Garibaldi Division Chief, Blake Paulsen, explained “The issue is each department has it’s own numbers. We are working on a new system to better integrate different units.” Under the current system, each resource has a four digit number. Garibaldi is Station 31, so a Garibaldi engine might be referred to as 31-11, and since Tillamook is Station 71, a Tillamook engine might be referred to as 71-11. Each department has it’s own resources and numbering, which potentially can be confusing in the heat of an incident when resources might be incorrectly identified over the radio and personnel on scene often drop the station identifier and just use the resource number.
According to Marugg, “Each unit will be identified by type and number.” For example, a Garibaldi engine might be identified as Engine 31. All Garibaldi units would be identified as resource type and a number between 30 and 39. A tender could be referred to as Tender 31, and a ladder truck could be referred to as Ladder 31. This is felt to be clearer and easier to use at the scene of a fire.

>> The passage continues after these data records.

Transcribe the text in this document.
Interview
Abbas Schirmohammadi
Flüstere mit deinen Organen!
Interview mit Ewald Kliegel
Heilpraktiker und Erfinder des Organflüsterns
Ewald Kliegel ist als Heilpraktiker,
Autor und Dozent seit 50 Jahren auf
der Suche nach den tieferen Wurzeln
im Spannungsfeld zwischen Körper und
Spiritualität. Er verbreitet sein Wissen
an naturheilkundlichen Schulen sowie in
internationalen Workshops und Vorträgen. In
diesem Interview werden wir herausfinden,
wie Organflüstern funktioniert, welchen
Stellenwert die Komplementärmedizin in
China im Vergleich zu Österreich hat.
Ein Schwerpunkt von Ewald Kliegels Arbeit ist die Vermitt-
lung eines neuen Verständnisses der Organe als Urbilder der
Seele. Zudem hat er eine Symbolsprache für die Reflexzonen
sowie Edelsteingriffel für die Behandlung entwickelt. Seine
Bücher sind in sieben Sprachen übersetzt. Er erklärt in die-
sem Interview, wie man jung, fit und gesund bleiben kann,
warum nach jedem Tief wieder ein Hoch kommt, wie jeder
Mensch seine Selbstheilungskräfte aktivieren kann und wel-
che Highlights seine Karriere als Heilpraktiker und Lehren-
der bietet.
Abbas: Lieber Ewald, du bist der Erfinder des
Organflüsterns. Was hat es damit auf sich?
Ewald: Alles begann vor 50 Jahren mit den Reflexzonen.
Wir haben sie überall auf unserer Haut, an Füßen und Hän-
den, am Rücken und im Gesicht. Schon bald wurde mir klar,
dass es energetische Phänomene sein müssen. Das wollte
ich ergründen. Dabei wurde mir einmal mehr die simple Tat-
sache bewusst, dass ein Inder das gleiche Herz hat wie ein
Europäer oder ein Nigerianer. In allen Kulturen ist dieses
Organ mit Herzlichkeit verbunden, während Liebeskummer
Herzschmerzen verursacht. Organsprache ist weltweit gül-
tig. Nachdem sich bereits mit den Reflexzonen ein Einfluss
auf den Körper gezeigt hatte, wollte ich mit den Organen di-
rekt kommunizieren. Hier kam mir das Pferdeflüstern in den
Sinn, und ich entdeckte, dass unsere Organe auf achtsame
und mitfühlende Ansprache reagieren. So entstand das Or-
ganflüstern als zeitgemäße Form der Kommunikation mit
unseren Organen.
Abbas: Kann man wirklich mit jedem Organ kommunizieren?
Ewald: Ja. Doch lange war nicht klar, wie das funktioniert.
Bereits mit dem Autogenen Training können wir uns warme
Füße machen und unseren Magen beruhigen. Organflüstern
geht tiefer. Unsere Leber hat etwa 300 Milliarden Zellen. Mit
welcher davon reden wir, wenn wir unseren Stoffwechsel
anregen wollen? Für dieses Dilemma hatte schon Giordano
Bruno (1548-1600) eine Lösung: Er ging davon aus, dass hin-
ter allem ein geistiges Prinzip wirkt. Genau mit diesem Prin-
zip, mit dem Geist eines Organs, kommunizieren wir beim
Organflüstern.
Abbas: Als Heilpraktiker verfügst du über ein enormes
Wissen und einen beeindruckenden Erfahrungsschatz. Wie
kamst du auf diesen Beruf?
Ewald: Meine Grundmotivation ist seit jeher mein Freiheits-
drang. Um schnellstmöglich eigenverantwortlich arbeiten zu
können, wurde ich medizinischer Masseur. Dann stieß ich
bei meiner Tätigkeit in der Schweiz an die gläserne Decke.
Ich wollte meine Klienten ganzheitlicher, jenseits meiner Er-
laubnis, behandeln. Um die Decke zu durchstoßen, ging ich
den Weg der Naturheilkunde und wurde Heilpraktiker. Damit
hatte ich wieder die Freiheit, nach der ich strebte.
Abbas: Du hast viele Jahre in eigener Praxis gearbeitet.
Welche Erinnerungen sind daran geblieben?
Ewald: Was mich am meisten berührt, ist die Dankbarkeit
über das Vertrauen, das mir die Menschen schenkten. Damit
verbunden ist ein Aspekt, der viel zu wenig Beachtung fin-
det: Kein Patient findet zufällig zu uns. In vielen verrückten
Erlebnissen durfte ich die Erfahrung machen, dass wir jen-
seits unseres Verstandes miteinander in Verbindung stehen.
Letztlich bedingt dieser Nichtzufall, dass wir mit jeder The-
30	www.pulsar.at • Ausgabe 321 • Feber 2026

In addition, an incident commander would know if they were talking with engine 33 that it was a Garibaldi engine, and in they were talking to ladder 73, that they were talking with a Tillamook ladder truck.
Paulsen explains the current problem. “If someone is in a hurry or communications are garbled and tells engine 11 to turn on the water, another engine 11 could turn it’s water on even if the people there aren’t ready.” This way they can say engine 11 and there is only one engine 11 in the county. In recent years, there have been an increase in events involving units from several different departments helping one another so there is a need to improve communications.
The team staged at one end of the port, and resources were dispatched to the other end, similarly as they would be in real life. Dispatchers on scene actually dispatched resources and everyone tried out the new system. Arriving on scene, they battled a simulated fire in an old seafood building. Teams went into the building to attack the fire, while a ladder truck was set up to help rescue simulated trapped victims. Equipment arrived at staggered intervals as if they were really driving from their stations to support the initial attack. It looked realistic enough that several people from the community arrived, wondering if it was a drill or an actual fire.
After gathering up all of their equipment and hoses, the group met back at the staging area where they debriefed. Issues were discussed, and the over all exercise was deemed a success. The results will be reviewed for further consideration. The current system will remain in use until a decision is made for the entire county.